Delivering the opinion of the court in Floyd’s case, Sheriff Principal Turnbull said: “To engage s.4(1A) the court requires to be satisfied that the dog would not constitute a danger to public safety. By virtue of the terms of s.4(1B) of the 1991 Act, when deciding whether a dog would constitute a danger to public safety, the court must consider the temperament of the dog and its past behaviour, and whether the owner of the dog, or the person for the time being in charge of it, is a fit and proper person to be in charge of the dog. The court may also consider any other relevant circumstances.

“The sheriff had regard to all the information before her, including a criminal justice social work report. She also considered whether or not a contingent destruction order in terms of s.4A(4) of the 1991 Act might suffice. She concluded that that was not an appropriate disposal. As she states in her report, the sheriff formed the view that she could not be certain that the dog in question did not constitute a danger to public safety.

“As is explained in Feldwick v PF Edinburgh, the court must consider, before ordering immediate destruction, whether to exercise the power under s.4A(4) of the 1991 Act to make a contingent destruction order that is, unless the owner of the dog keeps it under proper control, the dog shall be destroyed… The making of a contingent destruction order does not require the court to be satisfied that the dog would not constitute a danger to public safety.

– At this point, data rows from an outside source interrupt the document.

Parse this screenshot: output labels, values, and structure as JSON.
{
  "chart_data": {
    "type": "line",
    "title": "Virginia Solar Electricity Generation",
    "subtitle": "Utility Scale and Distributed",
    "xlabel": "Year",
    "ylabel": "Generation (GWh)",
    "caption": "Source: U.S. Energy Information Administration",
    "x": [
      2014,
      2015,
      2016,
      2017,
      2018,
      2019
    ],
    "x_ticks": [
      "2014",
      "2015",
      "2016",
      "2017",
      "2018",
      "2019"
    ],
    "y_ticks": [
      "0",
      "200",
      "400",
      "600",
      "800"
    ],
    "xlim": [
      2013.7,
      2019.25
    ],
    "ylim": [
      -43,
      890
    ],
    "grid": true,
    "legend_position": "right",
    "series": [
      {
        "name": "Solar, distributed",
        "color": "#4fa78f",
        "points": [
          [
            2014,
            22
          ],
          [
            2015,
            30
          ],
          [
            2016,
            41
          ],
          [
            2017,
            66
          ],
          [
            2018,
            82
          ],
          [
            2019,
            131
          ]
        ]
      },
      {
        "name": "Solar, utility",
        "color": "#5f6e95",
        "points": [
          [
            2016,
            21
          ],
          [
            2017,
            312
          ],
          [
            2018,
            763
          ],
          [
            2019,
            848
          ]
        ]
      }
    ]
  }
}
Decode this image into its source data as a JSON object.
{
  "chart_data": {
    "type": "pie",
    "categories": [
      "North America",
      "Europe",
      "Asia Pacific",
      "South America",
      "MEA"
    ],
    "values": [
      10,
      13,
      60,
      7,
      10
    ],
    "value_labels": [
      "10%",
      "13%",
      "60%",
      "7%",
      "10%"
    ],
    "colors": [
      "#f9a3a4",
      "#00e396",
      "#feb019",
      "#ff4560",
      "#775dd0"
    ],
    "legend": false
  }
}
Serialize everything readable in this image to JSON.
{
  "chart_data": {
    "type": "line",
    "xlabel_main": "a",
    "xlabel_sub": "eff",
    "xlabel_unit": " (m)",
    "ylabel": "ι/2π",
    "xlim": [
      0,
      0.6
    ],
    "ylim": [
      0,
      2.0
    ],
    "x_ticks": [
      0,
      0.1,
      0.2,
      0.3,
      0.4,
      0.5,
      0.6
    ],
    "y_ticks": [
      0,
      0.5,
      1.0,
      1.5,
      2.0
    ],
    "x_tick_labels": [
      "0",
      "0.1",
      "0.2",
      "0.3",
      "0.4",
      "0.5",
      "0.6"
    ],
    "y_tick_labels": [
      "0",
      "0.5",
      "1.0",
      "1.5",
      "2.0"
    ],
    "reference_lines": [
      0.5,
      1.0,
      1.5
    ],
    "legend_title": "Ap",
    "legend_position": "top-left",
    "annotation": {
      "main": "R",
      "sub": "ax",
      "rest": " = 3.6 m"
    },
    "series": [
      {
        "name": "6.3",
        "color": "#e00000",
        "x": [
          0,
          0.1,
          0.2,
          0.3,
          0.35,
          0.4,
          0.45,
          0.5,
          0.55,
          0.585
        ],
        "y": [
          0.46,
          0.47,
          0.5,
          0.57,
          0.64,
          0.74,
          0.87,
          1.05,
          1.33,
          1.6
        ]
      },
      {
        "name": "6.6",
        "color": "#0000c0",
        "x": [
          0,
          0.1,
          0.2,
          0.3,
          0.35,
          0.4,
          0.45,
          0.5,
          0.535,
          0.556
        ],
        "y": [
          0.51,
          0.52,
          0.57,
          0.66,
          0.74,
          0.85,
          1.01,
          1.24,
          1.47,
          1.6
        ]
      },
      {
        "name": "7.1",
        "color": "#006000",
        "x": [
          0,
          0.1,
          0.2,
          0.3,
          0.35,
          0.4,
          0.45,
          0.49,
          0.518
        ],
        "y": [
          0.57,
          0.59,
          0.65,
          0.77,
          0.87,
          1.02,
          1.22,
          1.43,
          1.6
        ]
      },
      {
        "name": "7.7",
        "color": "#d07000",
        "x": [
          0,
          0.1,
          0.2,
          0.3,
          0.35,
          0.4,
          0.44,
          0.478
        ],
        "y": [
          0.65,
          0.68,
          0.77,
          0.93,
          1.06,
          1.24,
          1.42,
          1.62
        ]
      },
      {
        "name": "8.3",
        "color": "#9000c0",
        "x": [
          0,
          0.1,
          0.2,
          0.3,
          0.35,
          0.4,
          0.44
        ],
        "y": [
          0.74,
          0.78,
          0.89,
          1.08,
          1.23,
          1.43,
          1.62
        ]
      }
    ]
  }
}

To that extent, the sheriff erred.

“Looking at the whole circumstances of this case, the prior good behaviour of both the appellant and Floyd and the steps taken by the appellant subsequent to the incident which gave rise to the prosecution, we are satisfied that the appropriate disposal in this case is the imposition of a contingent destruction order.

“We shall allow the appeal, quash the order for destruction and impose a contingent destruction order in terms of s.4A(4) of the 1991 Act. That order will provide that, unless the appellant keeps Floyd under proper control, Floyd will be destroyed. The order will be subject to the following conditions: (1) Floyd shall be muzzled at all times when in public places; and (2) Floyd must be kept on a lead at all times when in public.”